High expression of LipL21 protein of Iranian Leptospira interrogans in E. coli, applicable for diagnostic ELISA

Abstract

Leptospirosis is an emerging infectious zoonotic disease caused by pathogenic Leptospira. The disease is more prevalent among farmers in hot and humid areas of Iran. Lack of clear clinical signs have impeded the diagnosis of leptospirosis. In this study, we attempted to produce a recombinant LipL21 protein of Leptospira based on a dominant pattern of Iranian isolates and to evaluate it in ELISA test. One hundred and sixty-two complete sequences of LipL21 available in GenBank until January 1, 2019 were compared. One dominant LipL21 protein pattern was selected. The codon optimised sequence was cloned into the pET32a+ expression vector. Trx-LipL21 fusion protein was induced, purified and confirmed by 10% SDS-PAGE followed Coomassie blue staining and immune blotting. For evaluation of effectiveness of rLip21 in ELISA test, 200 µg rLip21 with Montanide ISA70 adjuvant was injected subcutaneously in rabbits three times.
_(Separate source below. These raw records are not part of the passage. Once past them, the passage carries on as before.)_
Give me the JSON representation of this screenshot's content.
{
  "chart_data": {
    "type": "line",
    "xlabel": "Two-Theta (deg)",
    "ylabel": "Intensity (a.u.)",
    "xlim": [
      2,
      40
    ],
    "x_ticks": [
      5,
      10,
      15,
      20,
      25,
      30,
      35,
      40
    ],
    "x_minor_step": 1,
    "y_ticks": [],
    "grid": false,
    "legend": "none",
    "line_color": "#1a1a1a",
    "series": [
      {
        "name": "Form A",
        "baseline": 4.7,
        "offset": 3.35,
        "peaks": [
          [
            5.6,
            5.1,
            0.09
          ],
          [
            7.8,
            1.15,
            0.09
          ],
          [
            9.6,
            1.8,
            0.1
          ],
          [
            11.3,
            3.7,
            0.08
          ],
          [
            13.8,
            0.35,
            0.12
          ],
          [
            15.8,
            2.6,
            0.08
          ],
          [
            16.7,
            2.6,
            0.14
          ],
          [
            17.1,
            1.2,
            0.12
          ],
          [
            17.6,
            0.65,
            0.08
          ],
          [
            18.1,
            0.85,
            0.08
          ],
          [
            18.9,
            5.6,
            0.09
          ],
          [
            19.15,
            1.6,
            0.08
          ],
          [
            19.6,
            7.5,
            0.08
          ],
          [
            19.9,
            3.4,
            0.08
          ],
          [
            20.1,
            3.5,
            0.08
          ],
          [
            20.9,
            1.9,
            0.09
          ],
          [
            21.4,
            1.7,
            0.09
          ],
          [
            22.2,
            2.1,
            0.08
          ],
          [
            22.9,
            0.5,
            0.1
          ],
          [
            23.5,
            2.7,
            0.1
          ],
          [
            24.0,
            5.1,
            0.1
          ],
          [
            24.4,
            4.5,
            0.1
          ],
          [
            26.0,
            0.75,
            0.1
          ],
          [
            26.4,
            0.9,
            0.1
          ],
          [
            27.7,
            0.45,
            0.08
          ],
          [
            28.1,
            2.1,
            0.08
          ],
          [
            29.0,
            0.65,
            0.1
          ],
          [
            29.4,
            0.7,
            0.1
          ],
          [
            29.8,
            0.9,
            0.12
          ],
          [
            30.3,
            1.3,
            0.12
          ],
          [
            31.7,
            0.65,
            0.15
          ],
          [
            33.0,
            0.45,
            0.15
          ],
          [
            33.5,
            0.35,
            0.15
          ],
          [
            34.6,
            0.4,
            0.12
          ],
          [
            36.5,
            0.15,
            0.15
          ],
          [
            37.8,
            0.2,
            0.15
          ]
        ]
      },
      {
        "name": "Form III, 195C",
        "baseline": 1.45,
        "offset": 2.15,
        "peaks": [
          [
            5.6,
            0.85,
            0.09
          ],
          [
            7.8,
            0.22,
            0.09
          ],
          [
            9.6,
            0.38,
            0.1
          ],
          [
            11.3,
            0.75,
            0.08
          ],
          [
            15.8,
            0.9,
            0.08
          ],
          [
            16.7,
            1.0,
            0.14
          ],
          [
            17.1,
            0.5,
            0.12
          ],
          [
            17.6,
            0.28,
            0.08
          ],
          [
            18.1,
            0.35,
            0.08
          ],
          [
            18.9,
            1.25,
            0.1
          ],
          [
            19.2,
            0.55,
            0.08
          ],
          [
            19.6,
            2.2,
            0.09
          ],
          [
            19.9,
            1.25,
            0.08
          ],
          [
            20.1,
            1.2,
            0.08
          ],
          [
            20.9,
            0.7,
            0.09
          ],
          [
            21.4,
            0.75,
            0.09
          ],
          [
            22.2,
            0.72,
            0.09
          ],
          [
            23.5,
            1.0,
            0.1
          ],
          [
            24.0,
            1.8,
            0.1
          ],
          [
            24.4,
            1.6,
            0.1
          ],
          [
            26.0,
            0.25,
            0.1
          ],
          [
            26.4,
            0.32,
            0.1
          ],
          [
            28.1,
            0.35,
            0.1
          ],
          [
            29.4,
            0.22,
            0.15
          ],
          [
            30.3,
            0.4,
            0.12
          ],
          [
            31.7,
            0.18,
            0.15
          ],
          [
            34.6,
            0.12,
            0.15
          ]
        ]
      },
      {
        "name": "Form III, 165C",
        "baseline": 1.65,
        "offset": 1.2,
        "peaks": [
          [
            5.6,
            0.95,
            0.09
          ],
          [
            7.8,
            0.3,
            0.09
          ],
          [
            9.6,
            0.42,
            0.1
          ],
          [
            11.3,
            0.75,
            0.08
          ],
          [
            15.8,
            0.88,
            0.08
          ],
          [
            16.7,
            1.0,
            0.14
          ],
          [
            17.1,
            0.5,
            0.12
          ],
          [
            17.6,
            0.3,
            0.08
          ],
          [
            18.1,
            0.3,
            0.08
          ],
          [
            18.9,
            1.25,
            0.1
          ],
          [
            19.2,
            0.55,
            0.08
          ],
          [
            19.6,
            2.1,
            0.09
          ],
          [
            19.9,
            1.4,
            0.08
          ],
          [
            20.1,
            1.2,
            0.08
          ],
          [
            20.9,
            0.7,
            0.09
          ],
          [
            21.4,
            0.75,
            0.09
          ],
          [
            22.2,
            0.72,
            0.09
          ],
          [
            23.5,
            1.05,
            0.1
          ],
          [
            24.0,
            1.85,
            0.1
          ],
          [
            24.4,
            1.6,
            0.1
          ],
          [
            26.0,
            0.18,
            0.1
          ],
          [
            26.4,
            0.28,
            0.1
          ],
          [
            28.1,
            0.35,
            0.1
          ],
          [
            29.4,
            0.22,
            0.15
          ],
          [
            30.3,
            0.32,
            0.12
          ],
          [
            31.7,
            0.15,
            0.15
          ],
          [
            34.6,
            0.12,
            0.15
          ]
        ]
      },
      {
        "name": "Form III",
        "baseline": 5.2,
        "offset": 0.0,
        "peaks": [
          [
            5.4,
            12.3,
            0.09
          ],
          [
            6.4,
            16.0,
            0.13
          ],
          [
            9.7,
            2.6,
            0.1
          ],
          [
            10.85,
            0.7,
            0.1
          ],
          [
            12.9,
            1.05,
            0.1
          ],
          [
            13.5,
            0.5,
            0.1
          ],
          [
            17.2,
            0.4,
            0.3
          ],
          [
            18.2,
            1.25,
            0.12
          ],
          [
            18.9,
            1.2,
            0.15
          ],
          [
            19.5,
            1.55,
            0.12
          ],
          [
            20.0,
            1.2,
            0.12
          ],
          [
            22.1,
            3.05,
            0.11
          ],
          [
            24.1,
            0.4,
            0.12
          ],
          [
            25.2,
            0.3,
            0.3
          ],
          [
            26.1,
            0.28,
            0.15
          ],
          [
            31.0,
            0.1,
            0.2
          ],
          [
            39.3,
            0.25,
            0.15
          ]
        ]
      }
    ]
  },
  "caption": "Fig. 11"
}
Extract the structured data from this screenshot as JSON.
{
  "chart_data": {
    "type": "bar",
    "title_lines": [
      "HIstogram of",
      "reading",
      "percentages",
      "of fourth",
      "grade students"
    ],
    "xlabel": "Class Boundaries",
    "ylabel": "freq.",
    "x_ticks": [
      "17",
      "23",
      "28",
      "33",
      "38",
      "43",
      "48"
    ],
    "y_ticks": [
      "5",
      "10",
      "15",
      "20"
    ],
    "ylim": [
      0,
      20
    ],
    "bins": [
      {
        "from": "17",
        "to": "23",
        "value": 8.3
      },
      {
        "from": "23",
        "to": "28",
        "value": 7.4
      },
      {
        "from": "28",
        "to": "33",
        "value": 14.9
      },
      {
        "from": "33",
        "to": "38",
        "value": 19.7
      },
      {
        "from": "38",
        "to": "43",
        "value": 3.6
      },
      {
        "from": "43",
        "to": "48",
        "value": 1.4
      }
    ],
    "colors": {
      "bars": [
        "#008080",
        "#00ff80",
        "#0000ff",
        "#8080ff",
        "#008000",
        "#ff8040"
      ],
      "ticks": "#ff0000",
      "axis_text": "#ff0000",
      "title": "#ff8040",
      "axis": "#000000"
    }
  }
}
Results showed that rLipL21 protein was highly expressed in 2YT media in presence of 0.1 mM IPTG after 16 hours incubation at 37 oC. Recombinant protein was purified 36 mg per liter using affinity batch formation method by Ni-NTA resin. ELISA with micro plate coated with 250 ng rLipL21 protein demonstrated prominently diffe­rences between test and control groups (P<0.01). The rLipL21 protein produced large amounts of antibodies in the rabbit. The protein was also able to detect high levels of antibody in animals immu­nised with Leptospira vaccine. The rLipL21 might be a good candidate for diagnosis and evaluation of antibody levels against Leptospira.